Table 3: Roles relative to the board


Role on the Board	Roles
Members of the board	Chair (typically the SRO) Business Owner(s)/Senior Customer(s) Senior Supplier(s)
Support to the board	Secretariat Audit and Risk Officer Independent expert Project Management Office (PMO)
Reports to the board	Project Manager Vendor Change Manager Benefits Manager

Role of the Chief Information Officer

Because of the inherent complexity and nuances of digital projects, and the high connectivity between people and the digital solutions they use, there needs to be a productive and close working relationship between the SRO and senior digital experts in the organisation. There is some debate on how this relationship should be structured.

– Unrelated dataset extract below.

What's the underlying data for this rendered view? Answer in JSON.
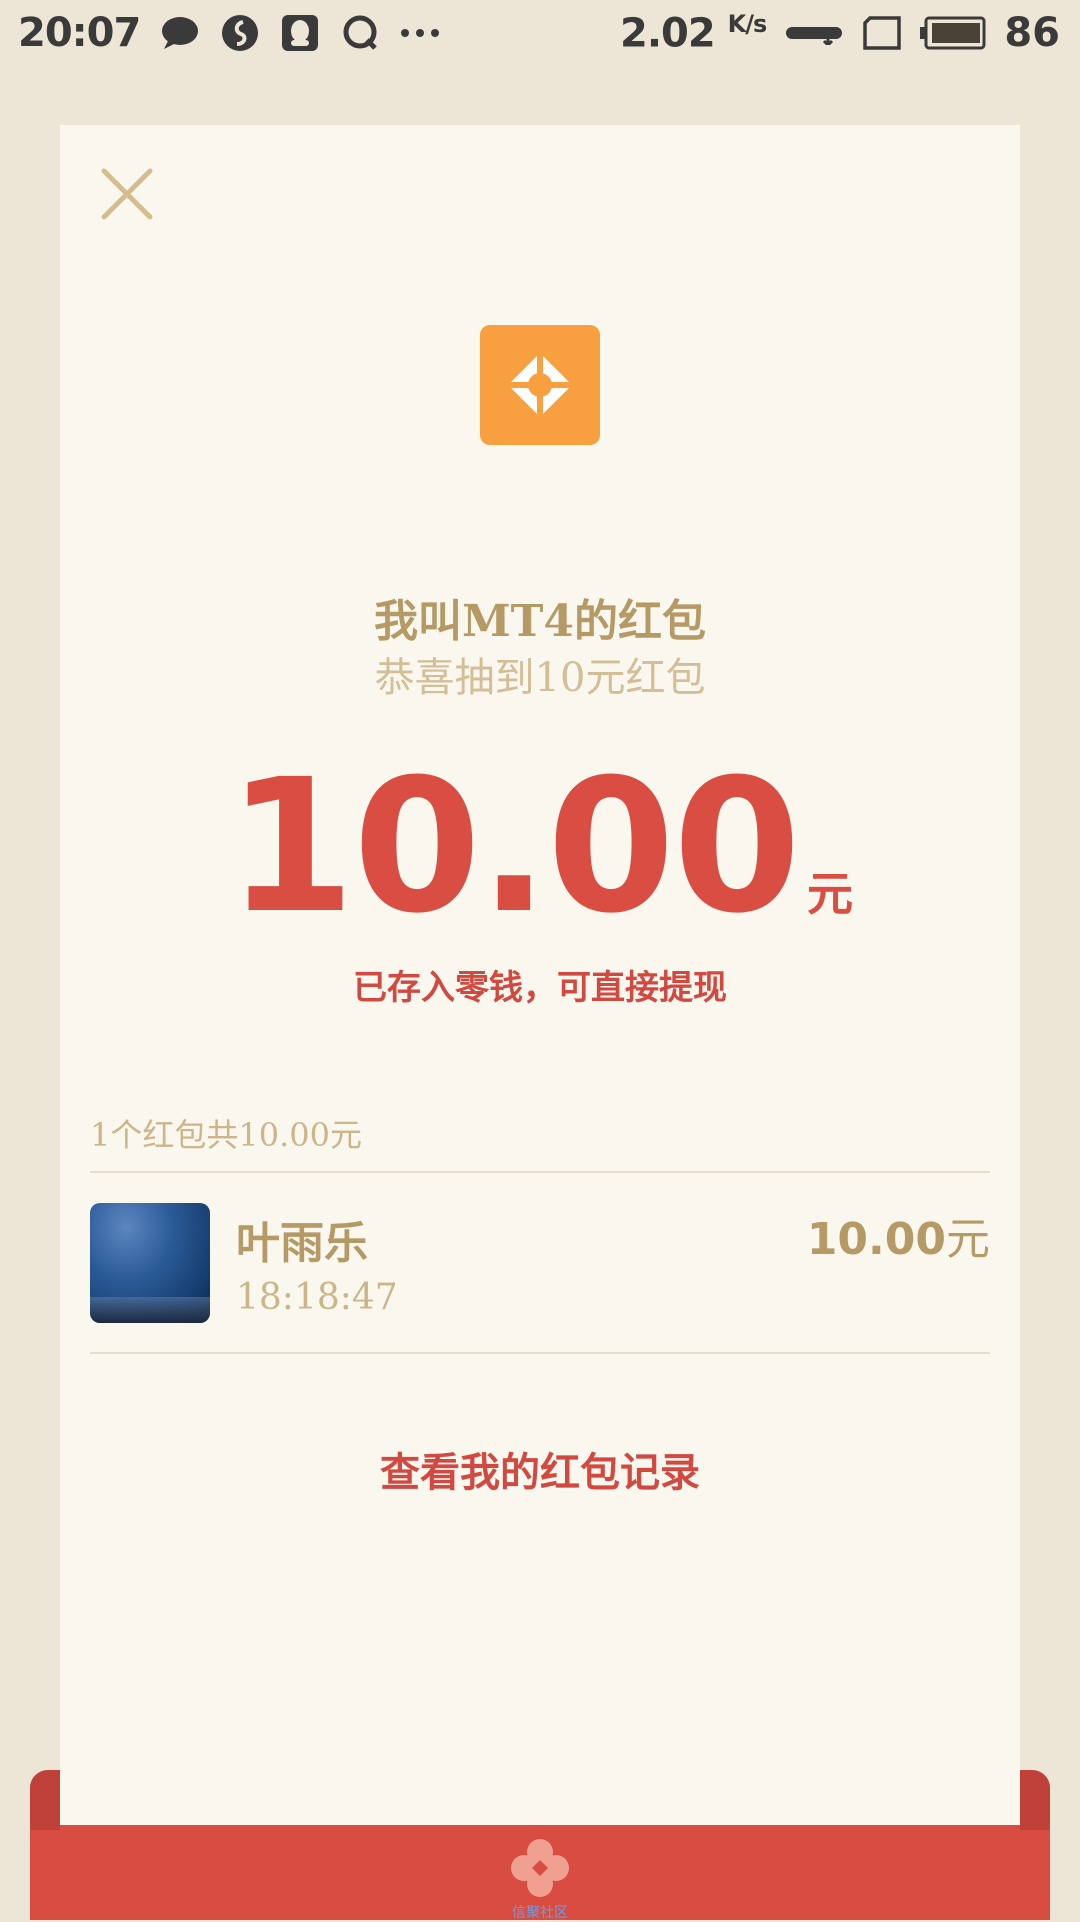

Some advocate for shared accountabilities and KPIs for the SRO and CIO (or equivalent) in a two-in-a-box model ⁽³²^,³³⁾, with both playing a role in communication, consolidation, negotiation and decision making on projects ⁽³⁴⁾. This model can mitigate situations with a historic dominance of organisational unit over another, or where the SRO does not have adequate digital implementation experience. However, shared accountability and shared KPIs can reduce individual responsibility. Assurance providers and project governance experts interviewed for this report, as well as industry standards maintain that sole accountability should be maintained as standard practice.

Irrespective of what model is chosen, there should be clear documentation of expectations, a willingness from the participants, clear responsibilities and decision-rights, an appearance of unity and mechanisms for conflict resolution ⁽³⁵⁾.

Cross-agency projects

The multidisciplinary nature of cross-agency projects gives rise to nuanced governance challenges, often shaped through the involvement of multiple institutional stakeholders and political tensions. The Queensland Health Payroll system case exemplifies the need for a robust governance forum that includes cross-agency stakeholders.

The absence of a formal centralised project governance structure with clearly articulated roles and responsibilities led to fragmented decision-making, diluted accountability and misaligned objectives across involved parties, including the lead agency, Queensland Health ⁽³⁶⁾.

There is no prescriptive solution to cross-agency governance, however it is recommended to establish formal collaborative project governance arrangements, prioritising the achievement of shared goals using structured, collective decision-making mechanisms and practices ⁽³⁷⁾. Further considerations for SROs on the governance of cross-agency projects are provided in the section: Common Challenges: with recommendations to navigate them.

Other structural considerations

Board size

Board size may vary based on the project needs and the point in the lifecycle. A common issue in board effectiveness is a tendency to allow board membership to increase to an unmanageable size. Including too many voices as core members of a board can reduce effectiveness and dilute decision-making accountability ⁽¹¹^,²³⁾. While a larger board may appear to facilitate information dissemination and access to potentially relevant perspectives, effective participation in large boards is difficult to achieve, resulting in passive membership and slower decision processes.

A balance is required between the faster decision-making and increased engagement common to smaller boards and the inclusivity of larger boards. This balance will vary between projects and should be actively questioned as a project moves through delivery.

Research consistently recommends that a board size of six to eight people is both manageable and effective, supported by advisers on an as-needs basis ⁽¹¹^,²¹^,²³⁾.

Project methodology

There can be significant differences in the kinds of activities project teams take when using agile or waterfall delivery methods. The project's chosen delivery approach does not necessarily affect board composition, but it may affect the way the board engages with project information and the exceptions raised to the board.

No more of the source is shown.